Canada's "final solution" lingers in history
While there are many versions of what happened to Canada's native peoples back at the turn of the 20th century, there is evidence that a form of genocide may have occurred, according to Canadian history experts commenting online. In fact, the issue has received widespread attention when the United Nations Human Rights panel stated that Canada was "in violation of international law for its treatment of Native Peoples, and that the condition of Aboriginals is the most pressing human rights issue facing Canadians." Moreover, there are numerous records from the early 20th century Canada nothing witnesses who testified to torture, sexual sterilization and even murder of native peoples.
Human rights investigation in Canada
According to the Canadian Human Rights Tribunal, this is cause for the country to look back to the late 19th century and early 20th century and investigate just what happened to Canadians who were then dubbed native peoples. Also, the Royal Canadian Mounted Police records from the period have been investigated and there is an ongoing investigation, stated Canadian government officials on the Royal Canadian Mounted Police web site. In addition, there are calls from the country's massive Native People's organization to look into the matter.

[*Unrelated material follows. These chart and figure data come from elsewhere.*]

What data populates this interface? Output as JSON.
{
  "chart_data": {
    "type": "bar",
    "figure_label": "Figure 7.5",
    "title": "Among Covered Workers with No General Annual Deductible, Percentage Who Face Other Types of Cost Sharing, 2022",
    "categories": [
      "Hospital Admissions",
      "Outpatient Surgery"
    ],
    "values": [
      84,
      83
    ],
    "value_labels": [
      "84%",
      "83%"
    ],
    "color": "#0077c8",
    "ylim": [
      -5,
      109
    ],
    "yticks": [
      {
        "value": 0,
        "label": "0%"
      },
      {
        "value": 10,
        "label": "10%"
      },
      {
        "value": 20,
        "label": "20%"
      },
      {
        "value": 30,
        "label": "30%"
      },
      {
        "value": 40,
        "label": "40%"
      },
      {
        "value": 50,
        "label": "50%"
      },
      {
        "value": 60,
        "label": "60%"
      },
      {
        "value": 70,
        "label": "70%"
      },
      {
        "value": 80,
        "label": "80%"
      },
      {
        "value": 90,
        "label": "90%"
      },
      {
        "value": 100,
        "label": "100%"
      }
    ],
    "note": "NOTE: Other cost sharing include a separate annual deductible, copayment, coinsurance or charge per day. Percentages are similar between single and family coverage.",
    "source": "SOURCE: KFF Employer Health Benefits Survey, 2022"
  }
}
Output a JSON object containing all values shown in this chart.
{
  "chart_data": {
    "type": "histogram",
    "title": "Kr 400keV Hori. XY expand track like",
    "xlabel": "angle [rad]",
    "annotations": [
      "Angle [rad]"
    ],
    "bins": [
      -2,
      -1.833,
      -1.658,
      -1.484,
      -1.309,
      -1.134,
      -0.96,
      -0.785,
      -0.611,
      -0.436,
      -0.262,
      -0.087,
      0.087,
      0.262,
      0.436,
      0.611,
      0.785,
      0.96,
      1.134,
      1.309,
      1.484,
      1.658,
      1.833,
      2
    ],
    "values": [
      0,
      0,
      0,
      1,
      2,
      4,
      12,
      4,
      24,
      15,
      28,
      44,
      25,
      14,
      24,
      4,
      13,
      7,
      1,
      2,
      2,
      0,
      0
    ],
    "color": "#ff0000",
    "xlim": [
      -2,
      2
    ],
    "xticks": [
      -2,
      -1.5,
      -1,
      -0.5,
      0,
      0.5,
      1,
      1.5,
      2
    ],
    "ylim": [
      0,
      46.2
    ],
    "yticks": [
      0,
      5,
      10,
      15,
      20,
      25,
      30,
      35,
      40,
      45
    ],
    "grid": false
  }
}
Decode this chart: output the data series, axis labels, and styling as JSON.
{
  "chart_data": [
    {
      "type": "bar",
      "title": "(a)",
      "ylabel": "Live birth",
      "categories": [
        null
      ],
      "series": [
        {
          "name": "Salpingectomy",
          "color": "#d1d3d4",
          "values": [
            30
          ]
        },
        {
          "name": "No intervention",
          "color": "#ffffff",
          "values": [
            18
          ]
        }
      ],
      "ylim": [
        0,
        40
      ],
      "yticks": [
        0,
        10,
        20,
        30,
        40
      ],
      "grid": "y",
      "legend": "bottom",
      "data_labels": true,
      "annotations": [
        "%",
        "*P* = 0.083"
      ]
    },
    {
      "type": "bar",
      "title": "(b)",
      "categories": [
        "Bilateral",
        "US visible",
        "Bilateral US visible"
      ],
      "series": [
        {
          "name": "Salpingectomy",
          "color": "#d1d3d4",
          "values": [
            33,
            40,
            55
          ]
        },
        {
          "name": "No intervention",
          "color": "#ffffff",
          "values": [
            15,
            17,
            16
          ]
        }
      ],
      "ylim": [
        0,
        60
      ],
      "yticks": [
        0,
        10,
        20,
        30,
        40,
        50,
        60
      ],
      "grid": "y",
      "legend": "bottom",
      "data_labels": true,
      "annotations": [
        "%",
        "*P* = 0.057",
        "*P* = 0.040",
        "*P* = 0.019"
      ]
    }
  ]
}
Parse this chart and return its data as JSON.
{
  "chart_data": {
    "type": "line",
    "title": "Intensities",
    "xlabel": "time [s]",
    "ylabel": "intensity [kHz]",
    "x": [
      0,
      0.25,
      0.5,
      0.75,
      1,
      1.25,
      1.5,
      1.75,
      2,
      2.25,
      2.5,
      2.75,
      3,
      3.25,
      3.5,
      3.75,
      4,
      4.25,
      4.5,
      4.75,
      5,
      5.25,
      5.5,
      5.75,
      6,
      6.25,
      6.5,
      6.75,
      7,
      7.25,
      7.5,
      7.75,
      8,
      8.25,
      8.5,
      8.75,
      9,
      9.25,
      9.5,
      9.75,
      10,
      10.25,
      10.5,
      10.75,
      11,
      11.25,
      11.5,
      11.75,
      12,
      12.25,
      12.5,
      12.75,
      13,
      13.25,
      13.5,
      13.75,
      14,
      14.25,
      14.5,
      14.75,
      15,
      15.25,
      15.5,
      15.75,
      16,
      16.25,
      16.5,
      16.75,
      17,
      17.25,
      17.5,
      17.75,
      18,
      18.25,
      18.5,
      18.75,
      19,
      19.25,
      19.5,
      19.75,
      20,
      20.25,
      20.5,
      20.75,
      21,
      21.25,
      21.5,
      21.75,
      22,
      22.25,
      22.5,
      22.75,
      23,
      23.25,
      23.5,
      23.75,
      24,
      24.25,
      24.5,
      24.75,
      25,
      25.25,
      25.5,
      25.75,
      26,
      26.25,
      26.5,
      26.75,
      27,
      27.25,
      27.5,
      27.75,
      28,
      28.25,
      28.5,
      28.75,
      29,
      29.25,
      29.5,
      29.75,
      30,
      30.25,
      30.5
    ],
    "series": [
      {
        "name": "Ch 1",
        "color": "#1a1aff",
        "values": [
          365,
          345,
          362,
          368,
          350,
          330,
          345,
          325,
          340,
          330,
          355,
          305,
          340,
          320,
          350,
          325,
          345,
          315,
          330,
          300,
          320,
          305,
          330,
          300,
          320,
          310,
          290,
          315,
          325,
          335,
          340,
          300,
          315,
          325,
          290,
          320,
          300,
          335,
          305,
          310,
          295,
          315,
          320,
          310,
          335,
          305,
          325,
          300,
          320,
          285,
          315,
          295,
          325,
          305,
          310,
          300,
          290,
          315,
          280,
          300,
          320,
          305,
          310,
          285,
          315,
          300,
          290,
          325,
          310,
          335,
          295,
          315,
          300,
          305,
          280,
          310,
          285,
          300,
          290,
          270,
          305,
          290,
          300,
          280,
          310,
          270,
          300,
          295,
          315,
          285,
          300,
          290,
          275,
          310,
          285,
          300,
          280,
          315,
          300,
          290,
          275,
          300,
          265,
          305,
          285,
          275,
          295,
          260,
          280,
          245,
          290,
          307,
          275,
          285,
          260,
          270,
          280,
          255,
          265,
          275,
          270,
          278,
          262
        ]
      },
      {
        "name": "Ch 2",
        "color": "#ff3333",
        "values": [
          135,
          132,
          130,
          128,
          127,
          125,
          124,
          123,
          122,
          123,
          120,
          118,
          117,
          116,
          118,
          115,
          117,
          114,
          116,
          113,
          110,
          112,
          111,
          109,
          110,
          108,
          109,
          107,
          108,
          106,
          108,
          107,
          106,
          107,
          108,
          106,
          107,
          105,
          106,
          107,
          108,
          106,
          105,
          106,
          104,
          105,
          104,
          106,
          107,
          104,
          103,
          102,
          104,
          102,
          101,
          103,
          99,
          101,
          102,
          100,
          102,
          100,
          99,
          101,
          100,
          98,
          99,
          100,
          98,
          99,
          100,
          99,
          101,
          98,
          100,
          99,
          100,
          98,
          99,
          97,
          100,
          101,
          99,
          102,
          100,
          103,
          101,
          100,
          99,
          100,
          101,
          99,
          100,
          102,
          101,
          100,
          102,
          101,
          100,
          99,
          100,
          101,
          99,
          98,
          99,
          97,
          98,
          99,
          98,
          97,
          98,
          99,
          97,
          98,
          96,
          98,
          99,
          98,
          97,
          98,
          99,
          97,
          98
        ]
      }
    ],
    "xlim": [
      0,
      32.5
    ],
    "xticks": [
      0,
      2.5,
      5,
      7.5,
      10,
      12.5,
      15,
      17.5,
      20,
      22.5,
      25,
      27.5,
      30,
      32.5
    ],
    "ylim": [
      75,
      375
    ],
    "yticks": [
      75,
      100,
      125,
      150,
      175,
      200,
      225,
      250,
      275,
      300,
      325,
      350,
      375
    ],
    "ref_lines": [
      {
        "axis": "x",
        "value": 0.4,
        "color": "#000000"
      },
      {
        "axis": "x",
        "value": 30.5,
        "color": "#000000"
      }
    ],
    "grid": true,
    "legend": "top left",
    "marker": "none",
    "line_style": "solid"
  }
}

Canada dealing with native history
In addition, the Canadian history books -- that are used in elementary, middle and high schools throughout the country -- state clearly that the first residential schools for native peoples were built with government sanction beginning in the 1880s. In turn, a re-location order was issued during that period for people of the "native nations" about the spread of smallpox in regions of Canada. It is known that a massive number of native peoples died during that period of smallpox and other disease.
Overall, there is real concern throughout the country today as all Canadians react strongly to the serious health problems that native peoples faced back at the end of the 19th century and early 20th century Canada. While the Canadian government has stopped short of calling it a "Canadian Holocaust," there is backing from both the Canadian government and the U.N. to sort this footnote of history out and deal with the issues that impacted the country's native peoples.